Parameters varied when applying RSEC in the analysis of the olfactory epithelium and hypothamlus datasets.
See section clusterMany in S1 Text for a complete list of arguments that can be varied in the RSEC workflow.
Fig 3.
Comparison of methods and tuning parameter choices using clusterMany and plotClusters, demonstrated on the olfactory epithelium dataset.

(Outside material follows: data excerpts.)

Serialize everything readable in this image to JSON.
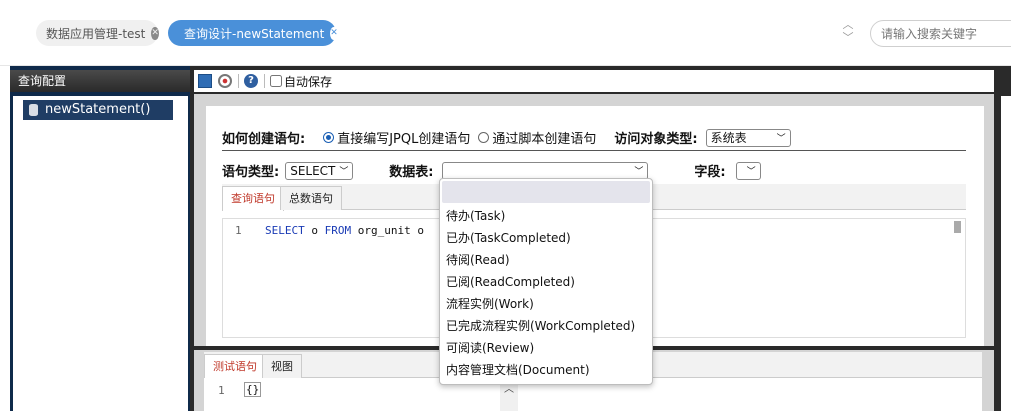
{
  "tabs": [
    {
      "label": "数据应用管理-test",
      "active": false
    },
    {
      "label": "查询设计-newStatement",
      "active": true
    }
  ],
  "search": {
    "placeholder": "请输入搜索关键字"
  },
  "left_panel": {
    "title": "查询配置",
    "tree_item": "newStatement()"
  },
  "toolbar": {
    "autosave_label": "自动保存",
    "autosave_checked": false
  },
  "form": {
    "create_label": "如何创建语句:",
    "radio_direct": "直接编写JPQL创建语句",
    "radio_script": "通过脚本创建语句",
    "access_type_label": "访问对象类型:",
    "access_type_value": "系统表",
    "statement_type_label": "语句类型:",
    "statement_type_value": "SELECT",
    "table_label": "数据表:",
    "table_value": "",
    "field_label": "字段:",
    "field_value": ""
  },
  "editor_tabs": [
    "查询语句",
    "总数语句"
  ],
  "editor": {
    "line_number": "1",
    "code_select": "SELECT",
    "code_mid": " o ",
    "code_from": "FROM",
    "code_rest": " org_unit o"
  },
  "lower_tabs": [
    "测试语句",
    "视图"
  ],
  "lower_editor": {
    "line_number": "1",
    "content": "{}"
  },
  "dropdown_options": [
    "待办(Task)",
    "已办(TaskCompleted)",
    "待阅(Read)",
    "已阅(ReadCompleted)",
    "流程实例(Work)",
    "已完成流程实例(WorkCompleted)",
    "可阅读(Review)",
    "内容管理文档(Document)"
  ],
  "colors": {
    "accent": "#4a90d9",
    "active_tab_text": "#c0392b",
    "tree_selected": "#1f3d64"
  }
}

The figure provides examples of using clusterExperiment to compare clustering methods and tuning parameter choices via the function clusterMany to implement the clustering procedures and the function plotClusters to visualize results. (a) shows the clustering results after running PAM with different choices of K, the number of clusters. (b) shows the clustering results for different between-sample distance measures. ‘Euclidean’ refers to the standard Euclidean distance; ‘Pearson Corr.’ and ‘Spearman’s Rho’ to a correlation-based distance, d(i, j) = 1/2(1 − ρ(i, j)), where ρ(i, j) is either the standard Pearson correlation coefficient or the robust Spearman rank correlation coefficient between samples i and j, respectively. (c) shows the clustering results for different choices of clustering algorithms. Each method is shown with the “best” choice of K, as determined by the maximum average silhouette width; “NN” refers to a user-defined, nearest-neighbor clustering (see Section Data used in the Manuscript in S1 Text). Also shown is the result of applying the consensus and merging steps of the RSEC workflow to this set of clusterings. The clusterings in (a) and (c) were run with the top 50 PCA dimensions as input. The clusterings in (b) involve comparing different between-gene distance measures and therefore were run directly on the gene expression measures after filtering to the top 1,000 most variable genes, as determined by the median absolute deviation (MAD), a robust version of variance.
Table 2.
Computational costs: For each of the above runs, we give the total number of hours, total CPU time, and maximum memory usage to run the RSEC workflow when parallelized across 15 cores on an AMD Opteron(TM) Processor 6272 node with 270GB of RAM.
The olfactory analysis consisted of 432 clusterings, while that of the hypothalamus of only 14.